Una de las películas más clásicas de los estudios Disney en mucho tiempo (aunque definitivamente modernizada), Moana representa el regreso del tándem integrado por Ron Clements y John Musker, realizadores de clásicos modernos del estudio como La sirenita y Aladino, reforzados aquí por un segundo tándem, compuesto por Don Hall (coguionista de Las locuras del emperador y Tarzán) y Chris Williams (realizador de Bolt). “¡No soy una princesa, soy sólo la hija del jefe!”, se enoja en un momento la protagonista, haciendo una aclaración más que nada metalingüística, ya que como se sabe en el caso de Disney “la película de princesa” es un género de extendidísima tradición, que va de Blancanieves a Frozen. Más que en sí misma (la diferencia entre nobleza y plebe no es particularmente significativa aquí), la aclaración importa como expresión de la voluntad de diferenciación por parte de sus creadores. Voluntad que se expresa sobre todo en la segunda parte de la película, la más aventurera, autorreferencial y desenfadada. En otras palabras, la más moderna.

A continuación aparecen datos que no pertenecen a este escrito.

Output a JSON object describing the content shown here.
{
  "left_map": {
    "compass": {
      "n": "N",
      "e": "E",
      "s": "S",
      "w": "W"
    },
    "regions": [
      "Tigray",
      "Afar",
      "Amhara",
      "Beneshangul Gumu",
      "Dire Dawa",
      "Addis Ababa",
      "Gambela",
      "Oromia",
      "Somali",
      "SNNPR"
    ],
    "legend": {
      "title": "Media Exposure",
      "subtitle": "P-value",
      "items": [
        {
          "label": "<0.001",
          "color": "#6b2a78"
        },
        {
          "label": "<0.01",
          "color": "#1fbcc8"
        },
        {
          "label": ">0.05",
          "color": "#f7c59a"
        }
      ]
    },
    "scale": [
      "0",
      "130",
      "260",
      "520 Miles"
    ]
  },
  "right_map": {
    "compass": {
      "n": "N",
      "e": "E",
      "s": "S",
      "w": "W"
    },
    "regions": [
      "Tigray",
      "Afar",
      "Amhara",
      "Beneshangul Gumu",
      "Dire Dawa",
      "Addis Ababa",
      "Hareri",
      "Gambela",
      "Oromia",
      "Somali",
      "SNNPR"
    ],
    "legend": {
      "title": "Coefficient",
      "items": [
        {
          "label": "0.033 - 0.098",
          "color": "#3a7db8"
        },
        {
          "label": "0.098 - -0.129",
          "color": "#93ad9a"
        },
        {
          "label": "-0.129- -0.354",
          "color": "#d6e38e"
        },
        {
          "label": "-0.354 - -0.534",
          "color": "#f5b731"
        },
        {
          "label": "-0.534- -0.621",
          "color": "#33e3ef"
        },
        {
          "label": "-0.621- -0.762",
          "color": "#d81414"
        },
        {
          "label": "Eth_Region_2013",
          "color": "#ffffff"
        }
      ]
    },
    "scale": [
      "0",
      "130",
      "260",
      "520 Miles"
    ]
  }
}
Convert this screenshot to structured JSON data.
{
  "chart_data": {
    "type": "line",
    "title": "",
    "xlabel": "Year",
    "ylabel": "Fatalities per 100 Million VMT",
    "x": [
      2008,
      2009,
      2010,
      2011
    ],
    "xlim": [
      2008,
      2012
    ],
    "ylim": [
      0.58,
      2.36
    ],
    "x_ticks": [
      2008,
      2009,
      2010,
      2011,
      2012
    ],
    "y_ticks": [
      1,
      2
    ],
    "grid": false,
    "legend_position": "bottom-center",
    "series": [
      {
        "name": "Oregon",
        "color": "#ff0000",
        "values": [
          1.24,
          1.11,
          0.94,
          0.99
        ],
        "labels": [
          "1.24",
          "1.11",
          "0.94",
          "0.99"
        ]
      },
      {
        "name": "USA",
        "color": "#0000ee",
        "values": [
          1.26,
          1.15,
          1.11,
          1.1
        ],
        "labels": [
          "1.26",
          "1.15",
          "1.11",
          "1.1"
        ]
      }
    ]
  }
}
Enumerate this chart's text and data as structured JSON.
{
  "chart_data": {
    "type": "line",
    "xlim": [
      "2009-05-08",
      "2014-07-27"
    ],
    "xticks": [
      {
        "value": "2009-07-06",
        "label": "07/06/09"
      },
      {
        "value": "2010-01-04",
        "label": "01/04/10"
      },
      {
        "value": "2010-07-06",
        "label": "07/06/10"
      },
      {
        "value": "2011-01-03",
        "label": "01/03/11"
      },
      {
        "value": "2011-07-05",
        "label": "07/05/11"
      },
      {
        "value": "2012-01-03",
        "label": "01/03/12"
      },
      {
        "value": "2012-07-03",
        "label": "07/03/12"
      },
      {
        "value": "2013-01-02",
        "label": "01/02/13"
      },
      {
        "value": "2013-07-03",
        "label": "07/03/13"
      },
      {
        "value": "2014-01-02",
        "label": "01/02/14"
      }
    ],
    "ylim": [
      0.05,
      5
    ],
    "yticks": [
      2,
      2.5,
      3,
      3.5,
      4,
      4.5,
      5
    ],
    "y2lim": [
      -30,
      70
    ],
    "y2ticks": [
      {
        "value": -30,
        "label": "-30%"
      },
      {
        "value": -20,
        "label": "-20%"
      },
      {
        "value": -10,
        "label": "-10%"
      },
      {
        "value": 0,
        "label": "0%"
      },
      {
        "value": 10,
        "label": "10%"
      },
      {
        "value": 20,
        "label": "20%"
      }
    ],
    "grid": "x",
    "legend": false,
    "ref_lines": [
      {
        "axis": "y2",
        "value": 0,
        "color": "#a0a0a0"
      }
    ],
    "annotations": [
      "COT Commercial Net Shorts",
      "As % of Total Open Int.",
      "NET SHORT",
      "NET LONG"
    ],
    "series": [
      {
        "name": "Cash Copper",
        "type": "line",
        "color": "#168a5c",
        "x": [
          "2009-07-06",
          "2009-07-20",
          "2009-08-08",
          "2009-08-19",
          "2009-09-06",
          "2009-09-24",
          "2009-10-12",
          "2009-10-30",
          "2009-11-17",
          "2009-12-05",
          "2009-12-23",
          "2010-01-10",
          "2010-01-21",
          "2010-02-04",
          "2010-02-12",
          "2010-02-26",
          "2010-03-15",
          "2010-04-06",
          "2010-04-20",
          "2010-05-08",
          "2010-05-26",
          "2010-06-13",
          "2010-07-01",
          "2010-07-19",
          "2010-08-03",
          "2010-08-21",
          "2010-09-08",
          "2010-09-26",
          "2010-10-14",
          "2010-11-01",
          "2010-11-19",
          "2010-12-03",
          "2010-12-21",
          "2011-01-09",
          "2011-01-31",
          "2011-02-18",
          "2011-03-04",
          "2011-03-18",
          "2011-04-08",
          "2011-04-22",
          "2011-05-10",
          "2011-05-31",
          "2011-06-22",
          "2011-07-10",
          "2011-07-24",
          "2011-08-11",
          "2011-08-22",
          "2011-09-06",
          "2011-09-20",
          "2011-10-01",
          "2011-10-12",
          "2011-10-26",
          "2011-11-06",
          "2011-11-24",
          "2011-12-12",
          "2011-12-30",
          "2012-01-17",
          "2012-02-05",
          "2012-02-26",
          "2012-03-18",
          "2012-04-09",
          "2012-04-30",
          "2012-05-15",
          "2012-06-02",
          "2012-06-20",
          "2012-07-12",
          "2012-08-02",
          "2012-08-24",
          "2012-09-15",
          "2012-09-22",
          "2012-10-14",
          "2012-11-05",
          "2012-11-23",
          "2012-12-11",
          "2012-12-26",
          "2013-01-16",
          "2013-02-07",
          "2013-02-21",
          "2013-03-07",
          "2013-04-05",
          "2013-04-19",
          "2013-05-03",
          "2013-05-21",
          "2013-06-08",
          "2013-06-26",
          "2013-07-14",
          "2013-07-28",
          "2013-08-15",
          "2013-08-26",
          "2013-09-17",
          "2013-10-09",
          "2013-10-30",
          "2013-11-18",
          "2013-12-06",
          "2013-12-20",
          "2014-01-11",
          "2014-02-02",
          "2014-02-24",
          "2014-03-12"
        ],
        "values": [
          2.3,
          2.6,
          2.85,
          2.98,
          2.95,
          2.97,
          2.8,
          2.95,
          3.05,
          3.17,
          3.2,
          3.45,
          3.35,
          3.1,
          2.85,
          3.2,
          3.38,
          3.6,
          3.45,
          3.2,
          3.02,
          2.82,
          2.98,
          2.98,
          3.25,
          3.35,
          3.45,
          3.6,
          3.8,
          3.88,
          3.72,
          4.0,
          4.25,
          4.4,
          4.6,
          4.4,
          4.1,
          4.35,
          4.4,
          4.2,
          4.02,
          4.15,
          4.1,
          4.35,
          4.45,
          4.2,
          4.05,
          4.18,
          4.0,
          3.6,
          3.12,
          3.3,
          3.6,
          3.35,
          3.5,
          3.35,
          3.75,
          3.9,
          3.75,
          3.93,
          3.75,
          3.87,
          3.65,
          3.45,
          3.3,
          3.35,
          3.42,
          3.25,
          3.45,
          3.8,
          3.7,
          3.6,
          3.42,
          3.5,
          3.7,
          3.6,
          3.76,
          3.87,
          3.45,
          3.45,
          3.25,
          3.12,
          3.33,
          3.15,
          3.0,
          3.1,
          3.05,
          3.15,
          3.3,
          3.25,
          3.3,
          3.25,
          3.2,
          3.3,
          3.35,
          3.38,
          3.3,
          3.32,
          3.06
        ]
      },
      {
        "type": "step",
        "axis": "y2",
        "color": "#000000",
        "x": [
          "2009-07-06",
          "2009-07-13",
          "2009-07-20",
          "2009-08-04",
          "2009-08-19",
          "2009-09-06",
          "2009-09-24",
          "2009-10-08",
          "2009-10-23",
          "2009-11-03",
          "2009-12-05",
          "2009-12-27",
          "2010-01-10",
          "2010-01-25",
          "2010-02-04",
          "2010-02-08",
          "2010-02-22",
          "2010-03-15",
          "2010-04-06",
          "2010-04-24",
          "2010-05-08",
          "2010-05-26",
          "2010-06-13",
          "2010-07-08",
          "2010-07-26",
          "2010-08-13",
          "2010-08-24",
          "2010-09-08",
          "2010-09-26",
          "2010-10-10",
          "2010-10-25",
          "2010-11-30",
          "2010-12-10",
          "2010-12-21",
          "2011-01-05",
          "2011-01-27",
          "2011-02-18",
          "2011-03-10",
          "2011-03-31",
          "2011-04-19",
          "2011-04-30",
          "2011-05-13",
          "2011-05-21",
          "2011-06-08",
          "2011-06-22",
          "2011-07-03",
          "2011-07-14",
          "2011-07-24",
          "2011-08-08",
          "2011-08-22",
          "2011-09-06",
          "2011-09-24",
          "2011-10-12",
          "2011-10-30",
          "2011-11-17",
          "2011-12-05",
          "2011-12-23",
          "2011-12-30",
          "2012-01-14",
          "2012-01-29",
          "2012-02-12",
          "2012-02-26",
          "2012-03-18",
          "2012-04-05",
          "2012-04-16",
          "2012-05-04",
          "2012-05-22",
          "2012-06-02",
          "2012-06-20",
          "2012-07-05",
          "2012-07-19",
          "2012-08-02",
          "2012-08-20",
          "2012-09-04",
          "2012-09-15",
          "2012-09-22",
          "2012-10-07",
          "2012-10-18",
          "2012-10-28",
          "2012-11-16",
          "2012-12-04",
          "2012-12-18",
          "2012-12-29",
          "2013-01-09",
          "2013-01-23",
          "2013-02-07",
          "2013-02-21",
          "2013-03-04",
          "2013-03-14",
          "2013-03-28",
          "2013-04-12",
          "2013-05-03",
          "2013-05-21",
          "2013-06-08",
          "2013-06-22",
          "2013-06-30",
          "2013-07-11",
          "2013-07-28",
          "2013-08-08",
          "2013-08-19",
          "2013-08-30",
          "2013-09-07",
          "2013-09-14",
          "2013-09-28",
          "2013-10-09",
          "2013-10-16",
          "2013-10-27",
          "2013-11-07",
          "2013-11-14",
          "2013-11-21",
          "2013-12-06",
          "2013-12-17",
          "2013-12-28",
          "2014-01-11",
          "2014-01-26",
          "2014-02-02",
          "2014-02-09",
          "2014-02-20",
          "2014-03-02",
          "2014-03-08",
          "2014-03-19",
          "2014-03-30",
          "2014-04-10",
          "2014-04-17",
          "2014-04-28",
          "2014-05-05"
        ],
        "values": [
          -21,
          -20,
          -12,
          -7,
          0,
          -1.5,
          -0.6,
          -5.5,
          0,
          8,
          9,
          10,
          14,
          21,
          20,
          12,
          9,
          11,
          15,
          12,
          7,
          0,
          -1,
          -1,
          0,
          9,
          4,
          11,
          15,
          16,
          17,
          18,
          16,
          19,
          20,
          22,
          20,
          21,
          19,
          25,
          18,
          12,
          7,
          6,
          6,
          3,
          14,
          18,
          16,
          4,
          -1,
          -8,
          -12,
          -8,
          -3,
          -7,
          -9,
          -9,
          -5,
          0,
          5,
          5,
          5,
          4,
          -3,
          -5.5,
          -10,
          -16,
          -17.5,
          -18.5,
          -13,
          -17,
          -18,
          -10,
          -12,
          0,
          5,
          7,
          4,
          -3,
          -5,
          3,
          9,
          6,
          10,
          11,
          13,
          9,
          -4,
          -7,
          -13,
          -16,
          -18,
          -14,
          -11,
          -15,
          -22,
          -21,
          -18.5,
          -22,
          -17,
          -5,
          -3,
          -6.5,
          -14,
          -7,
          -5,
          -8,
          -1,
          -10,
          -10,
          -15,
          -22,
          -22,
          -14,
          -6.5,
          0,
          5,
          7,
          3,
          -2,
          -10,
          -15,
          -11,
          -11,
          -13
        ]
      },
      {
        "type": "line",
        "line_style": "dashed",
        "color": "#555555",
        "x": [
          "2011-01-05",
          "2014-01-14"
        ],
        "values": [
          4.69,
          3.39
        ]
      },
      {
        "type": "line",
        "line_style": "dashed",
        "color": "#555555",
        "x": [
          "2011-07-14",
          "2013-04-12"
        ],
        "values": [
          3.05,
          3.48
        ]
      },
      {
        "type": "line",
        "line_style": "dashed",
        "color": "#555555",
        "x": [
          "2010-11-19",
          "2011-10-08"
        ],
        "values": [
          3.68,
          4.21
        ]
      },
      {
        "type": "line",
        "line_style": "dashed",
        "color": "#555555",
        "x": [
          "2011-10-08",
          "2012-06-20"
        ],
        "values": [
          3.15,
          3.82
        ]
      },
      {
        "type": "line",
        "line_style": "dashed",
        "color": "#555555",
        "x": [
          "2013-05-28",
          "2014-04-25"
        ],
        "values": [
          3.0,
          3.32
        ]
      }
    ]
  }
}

Con un guión escrito por Jared Bush (Zootopia), Moana –que en la Argentina se estrena con el subtítulo Un mar de aventuras– plantea un conflicto entre tradición conservadora comunitaria o familiar, y deseo personal de renovarla, clásico de las modernas princesas-Disney (ver La sirenita, Pocahontas, Mulan). Moana está llamada a heredar el gobierno de una isla del Pacífico Sur y su padre, el Jefe Tui, le inculca que por nada del mundo deberá ir más allá de la línea de los arrecifes, ya que allí reinan peligros que los humanos no deben afrontar. En verdad, el temor de Tui tiene un origen estrictamente personal, debido a una tragedia vivida en su juventud en esa zona ahora tabú para él. Pero Moana oye una segunda voz, la de su abuela Tala, narradora de cuentos fantásticos de la aldea, que le habla de cierta piedra sagrada que encarna el corazón de una diosa y que un semidiós llamado Maui habría robado en tiempos inmemoriales. Furiosa, la diosa Te Fiti produce calamidades naturales que están afectando la isla, como por ejemplo la escasez de pesca, y que Tui, que no cree en esas historias, no sabe cómo remediar. Como puede imaginarse, Moana se atreverá a desoír a su padre, se subirá a una frágil canoa, desafiará las olas y tormentas, y se lanzará más allá de los arrecifes, en busca del semidiós y su piedra sagrada. Con ello restituirá, a su vez, el olvidado destino de su pueblo.
Desde La sirenita en adelante, las heroínas-Disney se fueron haciendo menos acarameladas y más temerarias, y Moana avanza un poco más en esa línea. Sus gigantes ojos negros aseguran que el espectador se enamore de ella, y verla de bebé en las primeras escenas, caminando torpemente hacia el mar (la imitación de lo real de los animadores de Disney sigue siendo tan extraordinaria como en tiempos de Blancanieves), asegura que el enganche se consume. Moana es una heroína muy humana: decide enfrentar al semidiós, que la decuplica en tamaño, pero antes de hacerlo ensaya como diez veces su discursito, que después no le sale. De todos modos, no está sola. Cuenta con la ayuda nada menos que del Océano, que siendo pequeña la eligió como la destinada a rescatar la piedra sagrada, restituyendo así el corazón de la diosa. Moana es una Elegida, categoría mística que aparece una y otra vez en productos de la cultura estadounidense, y que tal vez sirva como argumento mágico para explicar la intervención de Estados Unidos en el mundo real.
Narcisista y fanfarrón, el gigantesco Maui (en la versión subtitulada la voz es, con toda lógica, la de Dwayne Johnson, más conocido como The Rock) es prácticamente el mismo personaje que Kuzco, el de Las locuras del emperador, de cuyo guión participaron Chris Williams y Don Hall, codirectores aquí. Su relación con Moana es la de una buddy movie: empiezan peleando y él comportándose como una rata, y terminan siendo amigos, con el individualista aprendiendo a compartir y la chica inmadura madurando, claro, que si algo es esto es un cuento de iniciación. Larga (dura casi dos horas), Moana está llena de personajes secundarios (los típicos animalitos cómicos de Disney), hallazgos brillantes (unos cocos pintados que son terribles piratas), ricos detalles (como El hombre ilustrado de Bradbury, los tatuajes de Maui cobran vida propia), belleza visual (las naves de los isleños que zarpan al final) y, claro, canciones que nunca están de relleno, sino que refieren a la historia por otros medios.